Martin studied organ and piano at the music department of Winchester School of Art (Hampshire) and took his degree in music at Southampton University, where he stayed for doctoral studies into the compositional development of Henry Purcell (1659–1695). Throughout his years at Southampton he worked extensively in composition, especially for the theatre; and for a time considered this as a career. However, academia won when the composer Alexander Goehr (b. 1932) appointed him to a lectureship at Leeds University in 1976. In 1979 he moved to Trinity College Dublin, and in 2015 retired from full-time lecturing as Assistant Professor in Music and a Fellow of the college.
Martin Adams' research interests lie mainly in English music of the 17th century (especially Purcell) and the late-19th/early-20th centuries (mainly Elgar, on whose music he has written several analytical papers). His Henry Purcell: the Origins and Development of His Musical Style (Cambridge, 1995), a detailed analytical study of that composer's compositional practice, is available in paperback. He has written widely on music ranging from the medieval period to contemporary electronic music, and from 1987 until his retirement was a regular contributor to the critical columns of The Irish Times.

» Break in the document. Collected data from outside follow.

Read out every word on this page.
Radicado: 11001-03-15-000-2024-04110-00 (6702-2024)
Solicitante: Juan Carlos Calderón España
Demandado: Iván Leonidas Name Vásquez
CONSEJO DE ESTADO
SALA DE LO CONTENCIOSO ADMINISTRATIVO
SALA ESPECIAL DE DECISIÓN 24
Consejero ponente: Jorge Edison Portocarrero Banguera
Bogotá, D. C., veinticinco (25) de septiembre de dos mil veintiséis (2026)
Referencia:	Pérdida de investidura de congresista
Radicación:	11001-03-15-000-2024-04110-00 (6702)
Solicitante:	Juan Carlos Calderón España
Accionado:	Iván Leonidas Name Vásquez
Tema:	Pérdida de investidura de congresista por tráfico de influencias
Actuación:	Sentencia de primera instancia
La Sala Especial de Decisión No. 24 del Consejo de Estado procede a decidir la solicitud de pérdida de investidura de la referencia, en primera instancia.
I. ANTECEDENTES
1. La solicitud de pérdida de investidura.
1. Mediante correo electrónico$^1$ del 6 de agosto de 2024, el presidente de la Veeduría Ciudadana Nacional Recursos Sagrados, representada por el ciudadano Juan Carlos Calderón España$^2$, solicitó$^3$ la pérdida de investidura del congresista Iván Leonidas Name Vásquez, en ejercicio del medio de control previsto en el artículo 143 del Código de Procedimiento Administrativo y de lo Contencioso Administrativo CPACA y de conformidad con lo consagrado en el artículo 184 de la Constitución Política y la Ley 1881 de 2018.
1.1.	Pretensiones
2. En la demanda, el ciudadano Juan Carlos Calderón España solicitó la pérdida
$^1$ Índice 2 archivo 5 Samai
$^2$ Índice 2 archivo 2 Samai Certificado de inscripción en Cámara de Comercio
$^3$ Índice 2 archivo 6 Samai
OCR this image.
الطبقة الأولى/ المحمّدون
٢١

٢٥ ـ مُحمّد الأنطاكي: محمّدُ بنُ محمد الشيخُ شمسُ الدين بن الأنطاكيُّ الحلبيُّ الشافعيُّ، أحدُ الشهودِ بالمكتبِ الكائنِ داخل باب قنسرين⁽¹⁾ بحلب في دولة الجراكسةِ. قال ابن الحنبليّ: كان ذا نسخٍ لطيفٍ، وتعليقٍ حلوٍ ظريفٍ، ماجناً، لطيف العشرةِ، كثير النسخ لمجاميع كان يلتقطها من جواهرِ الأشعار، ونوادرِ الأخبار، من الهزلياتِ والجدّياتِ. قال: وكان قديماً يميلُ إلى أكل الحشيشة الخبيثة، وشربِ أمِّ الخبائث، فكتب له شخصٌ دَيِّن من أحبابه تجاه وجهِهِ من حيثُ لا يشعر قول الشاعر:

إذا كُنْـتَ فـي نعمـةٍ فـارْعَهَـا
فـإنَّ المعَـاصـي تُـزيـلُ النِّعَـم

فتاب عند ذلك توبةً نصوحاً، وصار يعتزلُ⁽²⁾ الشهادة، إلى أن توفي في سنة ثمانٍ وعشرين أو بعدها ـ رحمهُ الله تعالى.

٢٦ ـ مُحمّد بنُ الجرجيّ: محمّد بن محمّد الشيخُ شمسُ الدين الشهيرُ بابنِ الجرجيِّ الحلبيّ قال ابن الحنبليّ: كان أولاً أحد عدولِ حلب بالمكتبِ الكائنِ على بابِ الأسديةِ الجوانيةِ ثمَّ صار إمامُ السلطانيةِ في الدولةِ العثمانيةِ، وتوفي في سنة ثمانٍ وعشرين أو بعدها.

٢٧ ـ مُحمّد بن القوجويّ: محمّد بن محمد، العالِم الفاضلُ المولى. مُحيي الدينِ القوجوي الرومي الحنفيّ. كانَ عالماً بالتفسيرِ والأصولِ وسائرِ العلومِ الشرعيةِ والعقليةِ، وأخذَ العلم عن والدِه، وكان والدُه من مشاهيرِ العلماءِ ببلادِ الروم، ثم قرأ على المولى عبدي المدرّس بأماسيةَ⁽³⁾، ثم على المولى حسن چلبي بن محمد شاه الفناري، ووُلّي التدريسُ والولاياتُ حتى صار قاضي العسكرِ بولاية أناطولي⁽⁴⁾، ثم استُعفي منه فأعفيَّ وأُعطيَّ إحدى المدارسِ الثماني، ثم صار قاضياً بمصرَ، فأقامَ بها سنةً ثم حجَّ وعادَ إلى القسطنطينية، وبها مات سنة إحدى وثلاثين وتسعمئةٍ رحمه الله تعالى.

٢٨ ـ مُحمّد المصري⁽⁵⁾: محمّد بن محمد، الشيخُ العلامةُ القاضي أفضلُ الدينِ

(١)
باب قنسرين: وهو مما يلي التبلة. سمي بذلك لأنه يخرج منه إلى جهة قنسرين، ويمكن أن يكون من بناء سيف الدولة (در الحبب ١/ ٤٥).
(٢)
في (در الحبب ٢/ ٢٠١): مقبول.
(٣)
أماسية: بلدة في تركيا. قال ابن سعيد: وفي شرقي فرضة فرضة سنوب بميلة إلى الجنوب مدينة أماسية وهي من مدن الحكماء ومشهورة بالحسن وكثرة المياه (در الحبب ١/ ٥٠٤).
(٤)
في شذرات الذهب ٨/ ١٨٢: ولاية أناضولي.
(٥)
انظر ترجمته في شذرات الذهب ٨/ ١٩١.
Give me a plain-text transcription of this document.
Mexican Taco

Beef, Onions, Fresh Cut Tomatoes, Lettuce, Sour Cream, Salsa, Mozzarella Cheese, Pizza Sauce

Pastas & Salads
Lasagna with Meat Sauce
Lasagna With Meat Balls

Martin has always been engaged with performance on one level or another. At Southampton and Leeds he conducted semi-professional and amateur choirs and orchestras, and from 2009 until his retirement was artistic advisor to the Music Department’s peer-led student choir, the Campanile Consort, which was founded in 2007, when he was Head of Department. He is currently working on a book exploring the cultural roots of English dramatic opera.